Monday, Jun. 06, 1960
Five Days Across the Border
Leaving Copenhagen at noon on a one-hour flight southwest to Hamburg, U.S.A.F. Captain James Palmer Lundy, 42, a pilot with twelve years' flying experience, set a course of 220DEG, and then handed the controls of his lumbering old C-47 to his copilot. Some time in the next quarter-hour, the plane somehow veered 60DEG east off course. First to notice anything amiss was pretty, freckle-faced Barbara McCash. With her husband, Flight Surgeon Captain Paul McCash, 25, of Atlanta, she was on the way back to their duty post at Wheelus Field in Libya after a vacation in Scandinavia. Leaning across her husband, Barbara brightly inquired, "Honey, what kind of a plane is that?"
"Sit Down." Taking one startled look. Captain McCash gulped, then lied, "It's only one of our F-86s, but I think you had better fasten your seat belt." Just then a MIG, guns ablaze, passed so close in front of the C-47 that its air stream caused the old tub to rock and roll as if caught in a violent storm. "For God's sake," shouted Captain McCash, "sit down."
Up front. Copilot Captain George Anthony Jordan, 37, had discovered the flight error, and was wheeling the plane around in a ponderous effort to make it back to the West German border 22 miles away. But now there were six MIGs circling the ship. Grabbing the controls. Pilot Lundy brought the transport down in an oat field 16 miles inside the border. He shouted, "Everybody out--and run. They may come back and strafe." Stumbling in the soft-plowed ground, the five crewmen and four passengers raced some 300 yds. before being surrounded by green-uniformed East German People's Police.
The cops began frisking the prisoners. Spunky Barbara McCash whispered to her husband. "If they try to search me. I'll slap their faces." "No, you won't," said he. "You'll stand perfectly still."
Face Saved. Taken to a Red army barracks, the Americans were questioned by Soviet intelligence officers until it was clear the C-47 was no spy plane. The atmosphere abruptly cleared. The Russian officers turned over their day room as a dormitory for the single men and set up the McCashes in a private room. For the next five days the Americans were plied with lavish meals, proffered drinks from soda pop to cognac and loaded with Russian cigarettes. By day the Americans played volley ball with their hosts.

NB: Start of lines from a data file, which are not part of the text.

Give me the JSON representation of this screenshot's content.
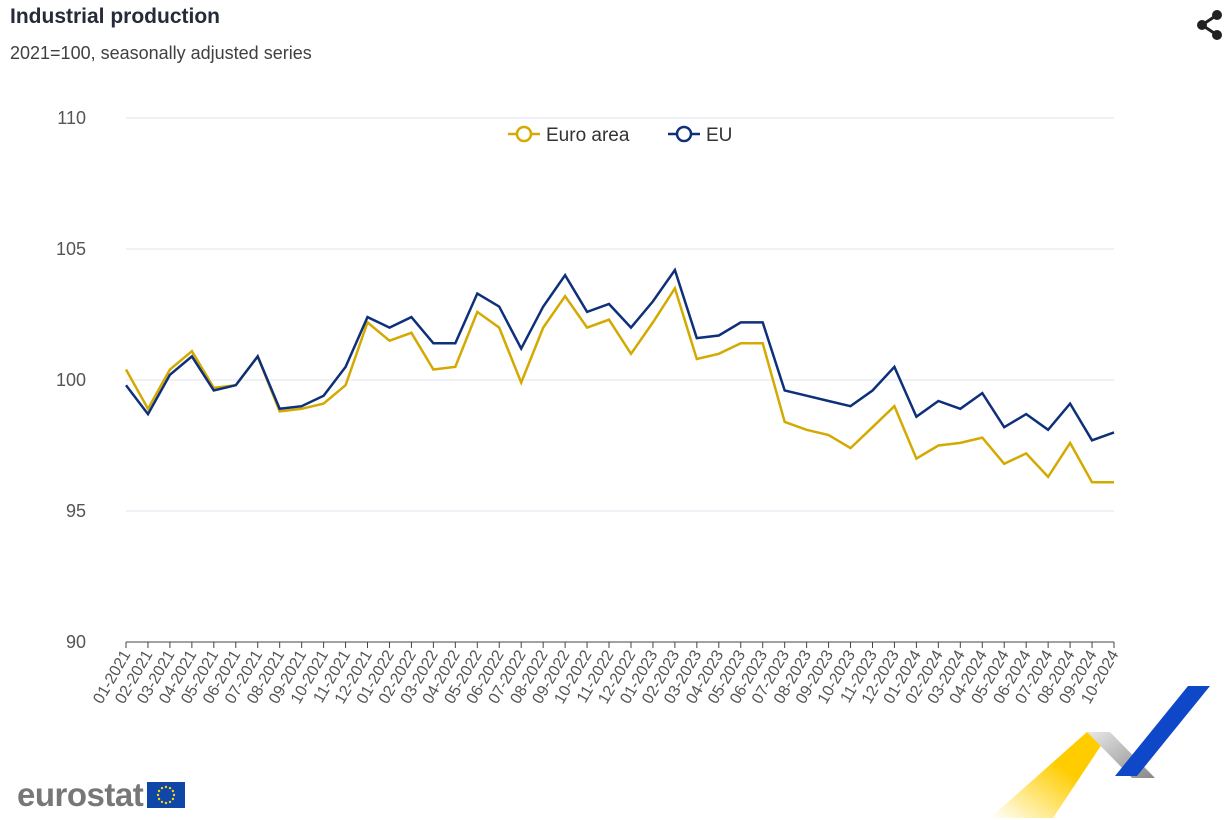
{
  "header": {
    "title": "Industrial production",
    "subtitle": "2021=100, seasonally adjusted series"
  },
  "icons": {
    "share": "share-icon",
    "logo": "eurostat-logo"
  },
  "logo": {
    "text": "eurostat"
  },
  "chart_data": {
    "type": "line",
    "title": "Industrial production",
    "subtitle": "2021=100, seasonally adjusted series",
    "xlabel": "",
    "ylabel": "",
    "ylim": [
      90,
      110
    ],
    "yticks": [
      90,
      95,
      100,
      105,
      110
    ],
    "grid": true,
    "legend": "top-center",
    "categories": [
      "01-2021",
      "02-2021",
      "03-2021",
      "04-2021",
      "05-2021",
      "06-2021",
      "07-2021",
      "08-2021",
      "09-2021",
      "10-2021",
      "11-2021",
      "12-2021",
      "01-2022",
      "02-2022",
      "03-2022",
      "04-2022",
      "05-2022",
      "06-2022",
      "07-2022",
      "08-2022",
      "09-2022",
      "10-2022",
      "11-2022",
      "12-2022",
      "01-2023",
      "02-2023",
      "03-2023",
      "04-2023",
      "05-2023",
      "06-2023",
      "07-2023",
      "08-2023",
      "09-2023",
      "10-2023",
      "11-2023",
      "12-2023",
      "01-2024",
      "02-2024",
      "03-2024",
      "04-2024",
      "05-2024",
      "06-2024",
      "07-2024",
      "08-2024",
      "09-2024",
      "10-2024"
    ],
    "series": [
      {
        "name": "Euro area",
        "color": "#d4a900",
        "values": [
          100.4,
          98.9,
          100.4,
          101.1,
          99.7,
          99.8,
          100.9,
          98.8,
          98.9,
          99.1,
          99.8,
          102.2,
          101.5,
          101.8,
          100.4,
          100.5,
          102.6,
          102.0,
          99.9,
          102.0,
          103.2,
          102.0,
          102.3,
          101.0,
          102.2,
          103.5,
          100.8,
          101.0,
          101.4,
          101.4,
          98.4,
          98.1,
          97.9,
          97.4,
          98.2,
          99.0,
          97.0,
          97.5,
          97.6,
          97.8,
          96.8,
          97.2,
          96.3,
          97.6,
          96.1,
          96.1
        ]
      },
      {
        "name": "EU",
        "color": "#0e2f7a",
        "values": [
          99.8,
          98.7,
          100.2,
          100.9,
          99.6,
          99.8,
          100.9,
          98.9,
          99.0,
          99.4,
          100.5,
          102.4,
          102.0,
          102.4,
          101.4,
          101.4,
          103.3,
          102.8,
          101.2,
          102.8,
          104.0,
          102.6,
          102.9,
          102.0,
          103.0,
          104.2,
          101.6,
          101.7,
          102.2,
          102.2,
          99.6,
          99.4,
          99.2,
          99.0,
          99.6,
          100.5,
          98.6,
          99.2,
          98.9,
          99.5,
          98.2,
          98.7,
          98.1,
          99.1,
          97.7,
          98.0
        ]
      }
    ]
  }
}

At the official level, the Communists were equally obliging. The Soviet Army Commander for East Germany sent word to the U.S. Army Command that, with the knowledge and approval of the East
German authorities, he was prepared to hand the C-47, its passengers and crew back "at a time suitable to you." The Russian air force helicoptered some experts to oversee the leveling of an 8.000-ft. flight strip for the takeoff. Equally punctilious, Air Force Chief of Staff Thomas D. White in Washington confirmed that Pilot Lundy "clearly had violated pertinent flying directives," was being grounded for investigation.